How retailers can use big data across departments to get ahead

9 February 2022 | 2033 Shares

Digital consumer intelligence for brands and retailers. Source: Brandwatch

There is simply no fooling today’s consumer.  At the click of a mouse or tap of the screen, customers can access a wealth of information about your brand that can – and does – have a significant impact on final buying decisions. Your web and app development teams can tweak the online shopping experience to the nth degree, but when would-be customers read poor reviews or pick up on negative press about your company, cart abandonment becomes more and more common.

In many cases, a brand’s reputation can be rescued very simply: responding to online comments and news events is often all it takes to turn the tide of opinion. A company’s portfolio of products and services can also be strengthened by learning what negative reviewers want. Analyzing reviews across hundreds of sites helps companies understand their weaknesses and strengths, and identify gaps in the market or new markets altogether. This is essential intelligence for the whole business – for product development leaders to marketing and sales strategists.

How to analyze customer reviews for strategic insights

Watch this short video to find out how businesses improve their ranking, discover buyer needs, and sell more products by analyzing reviews across hundreds of sites.

For large retailers, the influence of the online world has historically been less dramatic: footfall and storefront presence helped bring customers in and got them buying. But with an increasing prevalence of online shopping (that became something of a hobby to millions while locked down or self-isolating), the noisy internet has the same effect on small and large brands alike.

Gathering people’s opinions is a big part of running a retail business — after all, who doesn’t want to know what people are saying about them? But today’s technology platforms go much further than scraping social media to search for brand mentions. By using more powerful tools, companies can see what people are saying about their supply chain, business partners, and vital influences, like perceptions of CSR activities, for instance. Plus, those same tools show where other companies are offering better deals, which influencers are pushing what, and whose carbon footprint is through the roof.

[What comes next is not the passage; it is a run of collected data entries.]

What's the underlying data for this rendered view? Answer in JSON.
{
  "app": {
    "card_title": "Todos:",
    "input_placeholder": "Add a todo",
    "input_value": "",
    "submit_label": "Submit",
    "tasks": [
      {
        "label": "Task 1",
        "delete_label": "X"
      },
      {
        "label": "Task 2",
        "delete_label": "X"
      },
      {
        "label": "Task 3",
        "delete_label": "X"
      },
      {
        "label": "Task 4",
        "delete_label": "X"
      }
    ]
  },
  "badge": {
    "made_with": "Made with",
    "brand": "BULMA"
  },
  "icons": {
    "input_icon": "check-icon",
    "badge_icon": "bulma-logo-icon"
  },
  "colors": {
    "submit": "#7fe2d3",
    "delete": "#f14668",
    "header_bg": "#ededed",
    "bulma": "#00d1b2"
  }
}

When aggregated, this forms intelligence that can help steer strategic decisions and give companies an edge in the eyes of consumers.

For the ethical consumer, the big picture around a brand is important, and the internet is a place where it’s easy to find out the real story behind a company’s manufacturing plants, how it treats its employees, or where it’s sourcing raw materials. Brands work hard to make sure they are trusted organizations in their customers’ lives by improving the way they operate globally. The story customers hear should reflect that work.

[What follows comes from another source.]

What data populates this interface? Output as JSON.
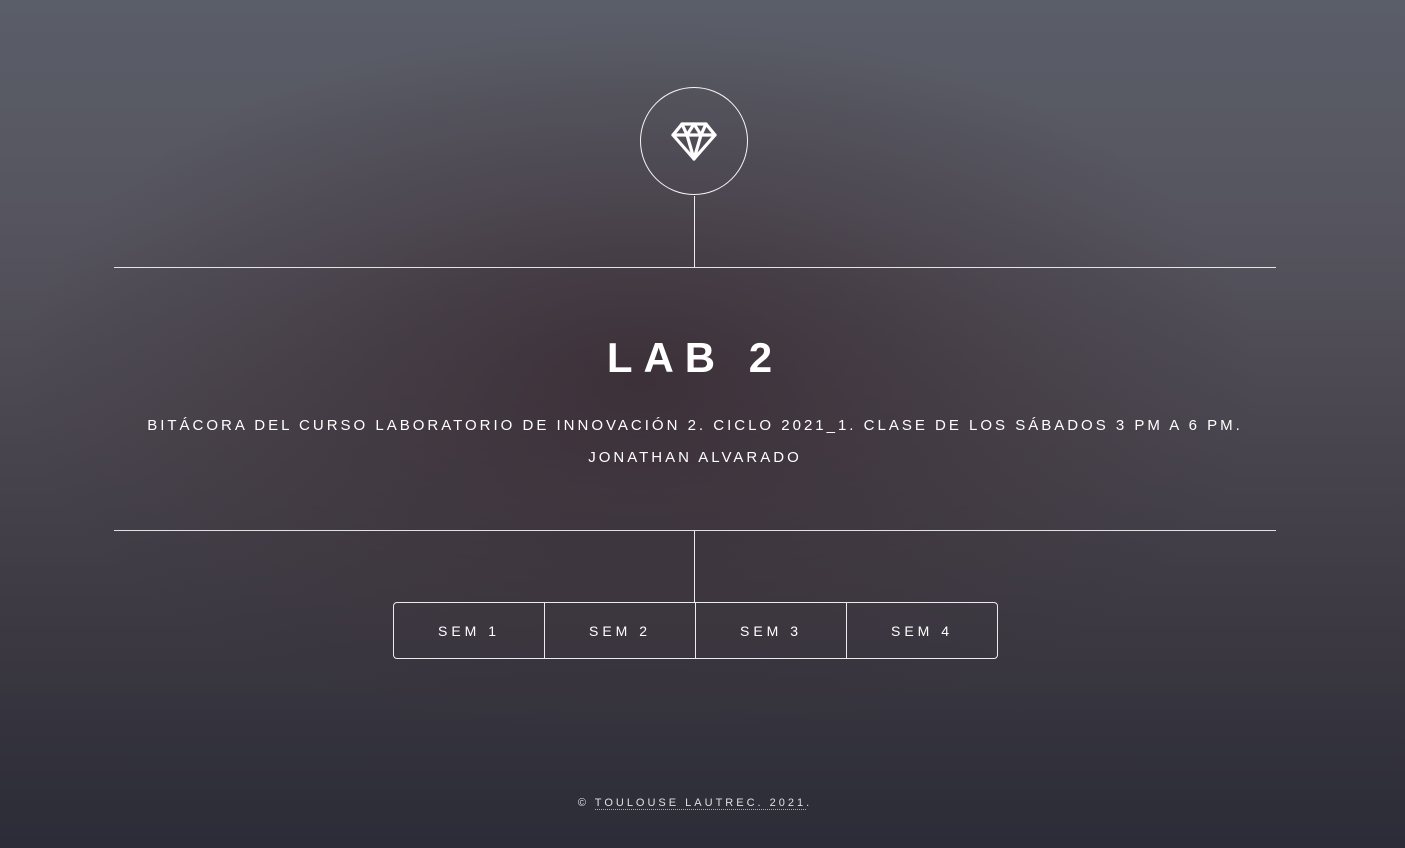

In short, brands need to be aware of what their customers are aware of, and who or what is driving the conversation. It is technology that helps uncover who and what retail customers are listening to, and what the current sentiment and opinions are on all matters that concern a brand and its competitors. With the right toolkit, companies can have a 360-view on the risks and opportunities presented within the consumer conversation online, to help protect and grow their brands.

Social listening, therefore, must get broader. It needs to encompass thousands of sources that must be scanned constantly for information that might seem, at first glance, irrelevant. But the nature of technology is that so-called “big data” (simply, lots and lots of information) yields value at scale. The more information smart algorithms are given, the better. Once data is gathered, it can be queried multiple times, having questions asked of it that inform a brand’s decision-makers at a strategic, long-term level. That’s only possible if both the market and the brand’s online presence are examined in the context of one another, and most traditional marketing technology is just that: silo-ed in marketing.

The underlying technology stack from Brandwatch is used by organizations of all sizes in retail and across industries – including the likes of Unilever, BMW, Nestlé, and The Body Shop – to inform the entire business. That’s because your entire company (supply chain, distribution, brick-and-mortar presence, messaging, and…everything) is what’s being examined by your customers and customers-to-be. Data is pulled by Brandwatch’s SaaS platform from among the noise of the internet’s background chatter in real time, so queries give updated answers on a second-by-second basis. That gives companies the “right here, right now” information they need, and the bigger-picture data that describes market trends, demand analysis, prevailing sentiments, and every type of long-term indicator of use to a brand that’s building loyalty.